So, I don’t really have the desire to write full-length reviews of all the books, movies, and restaurants that come in and out of my life.  I know my three readers will be horribly disappointed by this, but you’ll have to learn to cope somehow.  Therefore, in a move that takes me one step closer to living my life as an 800-pound man living in bed permanently and washing myself with a rag on a stick I have decided to give into my laziness and write snapshot reviews you three can know what I’ve been reading.

My Life as a 10-year-old Boy by Nancy Cartwright
Grade: B-

I’m an avid fan of the Simpsons, and jumped at the chance to read/listen to this book.  The audiobook version, which I purchased, is read by Nancy herself, which makes for a bit more enjoyment as Nancy breaks into her various character voices.  Nancy is one of the best voice talents in the industry, but a writer she’s not.  This sloppy, manic, and VERY boastful book chronicles the meteoric rise of the Simpson’s star and includes a great deal of information about the behind-the-scenes business that makes this the longest-running animated show in history.  Cartwright’s performance on the book sound very forced, which, for someone who makes their living behind the microphone as voice talent, strikes me as rather amusing.  The tone and voice of the writing are uneven.  I enjoyed the book, but at the end, found myself wishing for more of the meat of Nancy’s experiences–including her interactions with some of the biggest stars in the industry–and less about her time growing up near Dayton, Ohio.

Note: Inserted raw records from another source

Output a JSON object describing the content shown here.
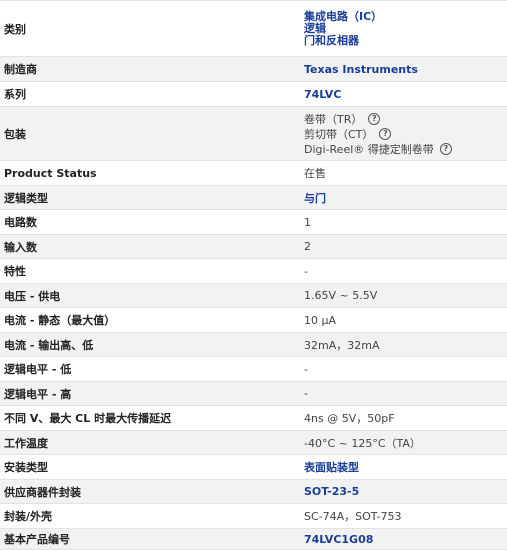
{
  "rows": [
    {
      "label": "类别",
      "lines": [
        "集成电路（IC）",
        "逻辑",
        "门和反相器"
      ],
      "link": true
    },
    {
      "label": "制造商",
      "value": "Texas Instruments",
      "link": true
    },
    {
      "label": "系列",
      "value": "74LVC",
      "link": true
    },
    {
      "label": "包装",
      "packaging": [
        "卷带（TR）",
        "剪切带（CT）",
        "Digi-Reel® 得捷定制卷带"
      ]
    },
    {
      "label": "Product Status",
      "value": "在售"
    },
    {
      "label": "逻辑类型",
      "value": "与门",
      "link": true
    },
    {
      "label": "电路数",
      "value": "1"
    },
    {
      "label": "输入数",
      "value": "2"
    },
    {
      "label": "特性",
      "value": "-"
    },
    {
      "label": "电压 - 供电",
      "value": "1.65V ~ 5.5V"
    },
    {
      "label": "电流 - 静态（最大值）",
      "value": "10 µA"
    },
    {
      "label": "电流 - 输出高、低",
      "value": "32mA，32mA"
    },
    {
      "label": "逻辑电平 - 低",
      "value": "-"
    },
    {
      "label": "逻辑电平 - 高",
      "value": "-"
    },
    {
      "label": "不同 V、最大 CL 时最大传播延迟",
      "value": "4ns @ 5V，50pF"
    },
    {
      "label": "工作温度",
      "value": "-40°C ~ 125°C（TA）"
    },
    {
      "label": "安装类型",
      "value": "表面贴装型",
      "link": true
    },
    {
      "label": "供应商器件封装",
      "value": "SOT-23-5",
      "link": true
    },
    {
      "label": "封装/外壳",
      "value": "SC-74A，SOT-753"
    },
    {
      "label": "基本产品编号",
      "value": "74LVC1G08",
      "link": true
    }
  ],
  "help_icon_glyph": "?"
}
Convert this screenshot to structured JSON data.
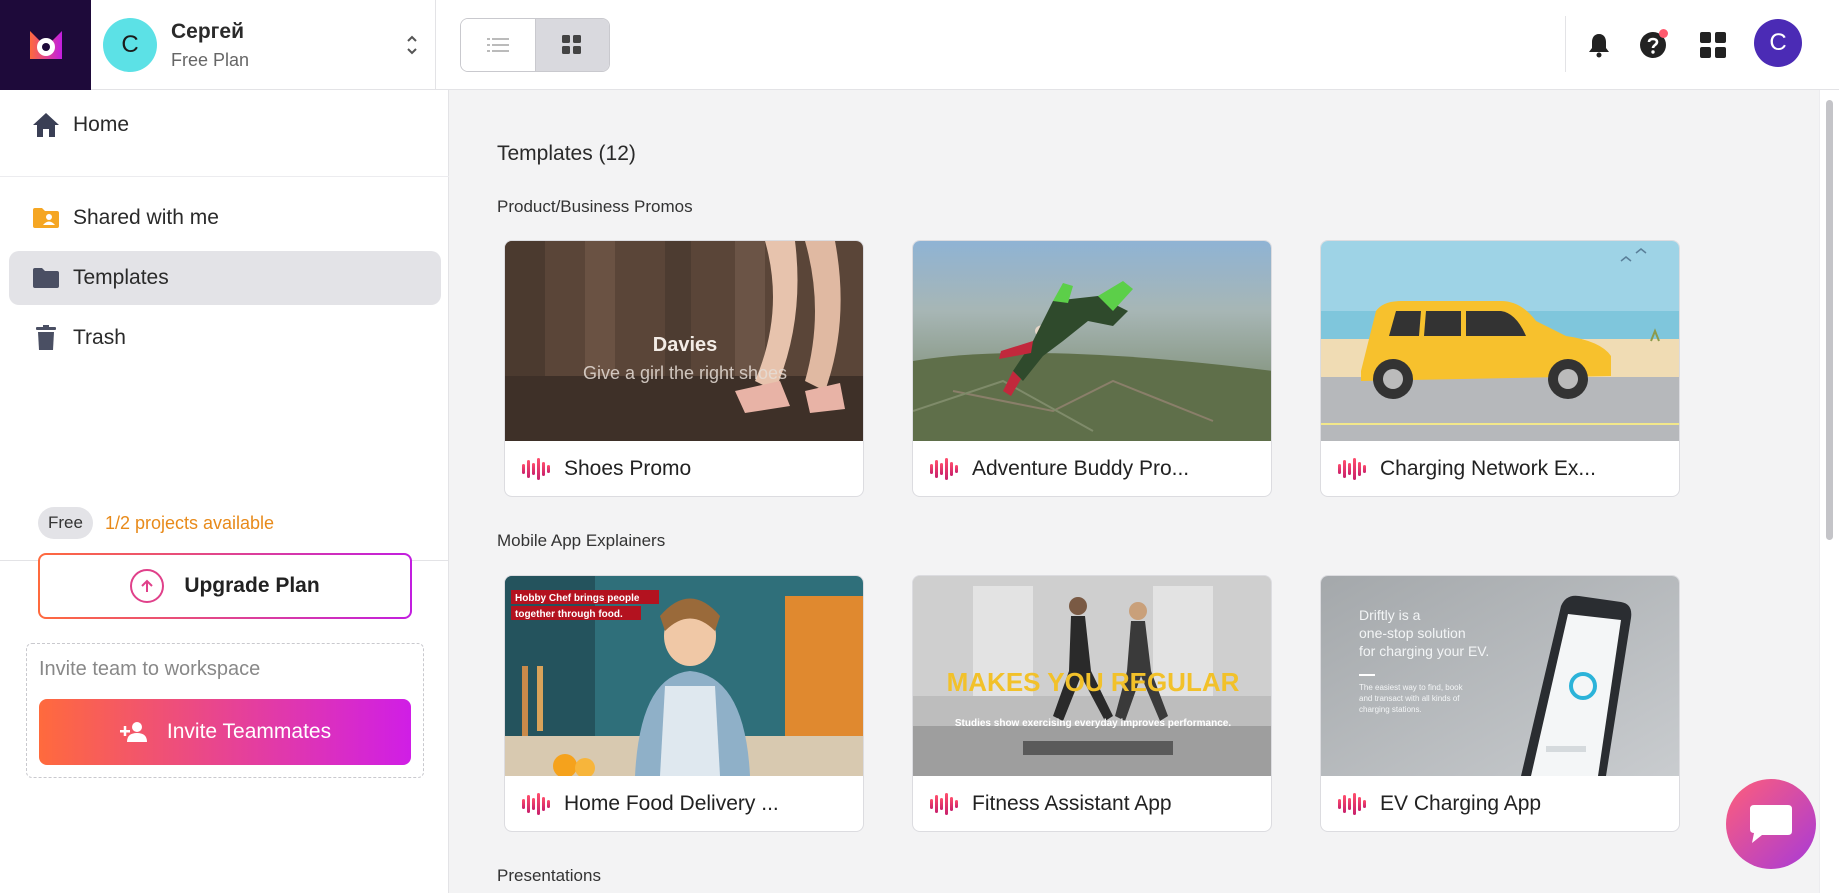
{
  "workspace": {
    "avatar_letter": "С",
    "name": "Сергей",
    "plan": "Free Plan"
  },
  "header": {
    "user_avatar_letter": "C"
  },
  "sidebar": {
    "items": [
      {
        "label": "Home",
        "icon": "home-icon",
        "active": false
      },
      {
        "label": "Shared with me",
        "icon": "shared-folder-icon",
        "active": false
      },
      {
        "label": "Templates",
        "icon": "folder-icon",
        "active": true
      },
      {
        "label": "Trash",
        "icon": "trash-icon",
        "active": false
      }
    ],
    "free_badge": "Free",
    "projects_available": "1/2 projects available",
    "upgrade_label": "Upgrade Plan",
    "invite_text": "Invite team to workspace",
    "invite_label": "Invite Teammates"
  },
  "main": {
    "title": "Templates (12)",
    "sections": [
      {
        "title": "Product/Business Promos",
        "cards": [
          {
            "label": "Shoes Promo",
            "thumb_title": "Davies",
            "thumb_subtitle": "Give a girl the right shoes"
          },
          {
            "label": "Adventure Buddy Pro..."
          },
          {
            "label": "Charging Network Ex..."
          }
        ]
      },
      {
        "title": "Mobile App Explainers",
        "cards": [
          {
            "label": "Home Food Delivery ...",
            "thumb_caption_1": "Hobby Chef brings people",
            "thumb_caption_2": "together through food."
          },
          {
            "label": "Fitness Assistant App",
            "thumb_title": "MAKES YOU REGULAR",
            "thumb_subtitle": "Studies show exercising everyday  improves performance."
          },
          {
            "label": "EV Charging App",
            "thumb_line_1": "Driftly is a",
            "thumb_line_2": "one-stop solution",
            "thumb_line_3": "for charging your EV.",
            "thumb_small_1": "The easiest way to find, book",
            "thumb_small_2": "and transact with all kinds of",
            "thumb_small_3": "charging stations."
          }
        ]
      },
      {
        "title": "Presentations",
        "cards": []
      }
    ]
  },
  "colors": {
    "accent_gradient_start": "#ff6a3d",
    "accent_gradient_end": "#c21ee0",
    "projects_text": "#e88a1a",
    "logo_bg": "#1e0a3a",
    "user_avatar": "#4b2bb5",
    "workspace_avatar": "#5ce1e6"
  }
}
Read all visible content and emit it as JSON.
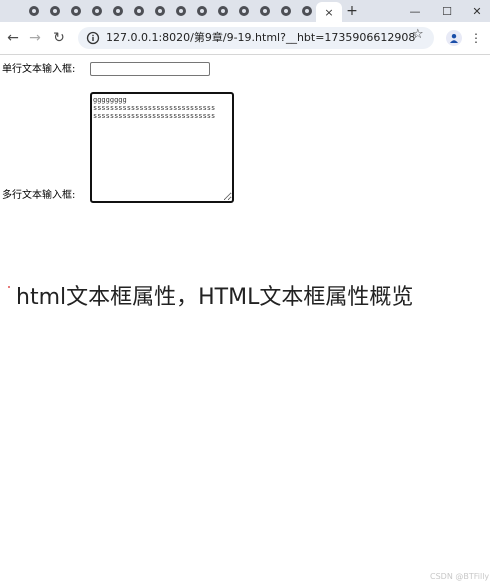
{
  "browser": {
    "url": "127.0.0.1:8020/第9章/9-19.html?__hbt=1735906612908",
    "active_tab_close": "×",
    "new_tab": "+",
    "window_controls": {
      "minimize": "—",
      "maximize": "☐",
      "close": "✕"
    }
  },
  "page": {
    "single_line_label": "单行文本输入框:",
    "single_line_value": "",
    "multi_line_label": "多行文本输入框:",
    "multi_line_value": "gggggggg\nsssssssssssssssssssssssssssss\nsssssssssssssssssssssssssssss"
  },
  "overlay": {
    "caption": "html文本框属性，HTML文本框属性概览",
    "watermark": "CSDN @BTFilly"
  },
  "colors": {
    "tabstrip": "#dfe3eb",
    "omnibox": "#edf1f7",
    "spellcheck_underline": "#e05050"
  }
}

The Seventh Seal by Jessica and Richard D. Draper
Grade: C-

I really wanted to like this book.  I really did.  Published by the LDS publishing house, Covenant, this massive novel makes the mistake of trying to be all things to all people, and in most cases, it fails miserable.  The time is in the very near future, and the “signs of the times” are continuing–the same sort of things that are happening now, just slightly more severe.  A biotech company creates a vaccine for all disease which ends up creating a situation where the cure really is worse than the disease.  This book just doesn’t flow.  The main story line gets interrupted by vignettes  including characters that aren’t a part of the storyline in any way shape or form and that serve no purpose other than to spew forth preachy (and boring) scriptural exposition.  The main story is inventive, strong, and follows the everyman-turned-wanted-hero motif of many enjoyable modern novels.  It’s just so broken, disjointed, and choppy.  Some copious editing and a tone that isn’t an orgy of self-righteous Sunday School would have turned this book into a nice read.

Movie Review:

HOT FUZZ – Rated R for language and graphic violence (used to a comic effect)
Grade: A

Straight-laced cop gets shuffled off to a podunk down and partnered with a complete git of a partner, and ends up saving the day.  It sounds like the basis of one of the worst cop movies ever, but the makers of this film have managed to parody films like the awful Point Break or Bad Boys II with real wit, charm, and obvious affection for their targets.  Acting is superb, the style is sharp and witty, and the script is brilliant.  This film manages to be riotously funny without being hammy, sentimental without being sappy, and it’s always done with smarts and skill.  I’ve not laughed this hard at a movie for a long, long time.  I’d even pay to see it again in the theater–and considering I’ve only got $12 in my checking account right now, that’s saying something!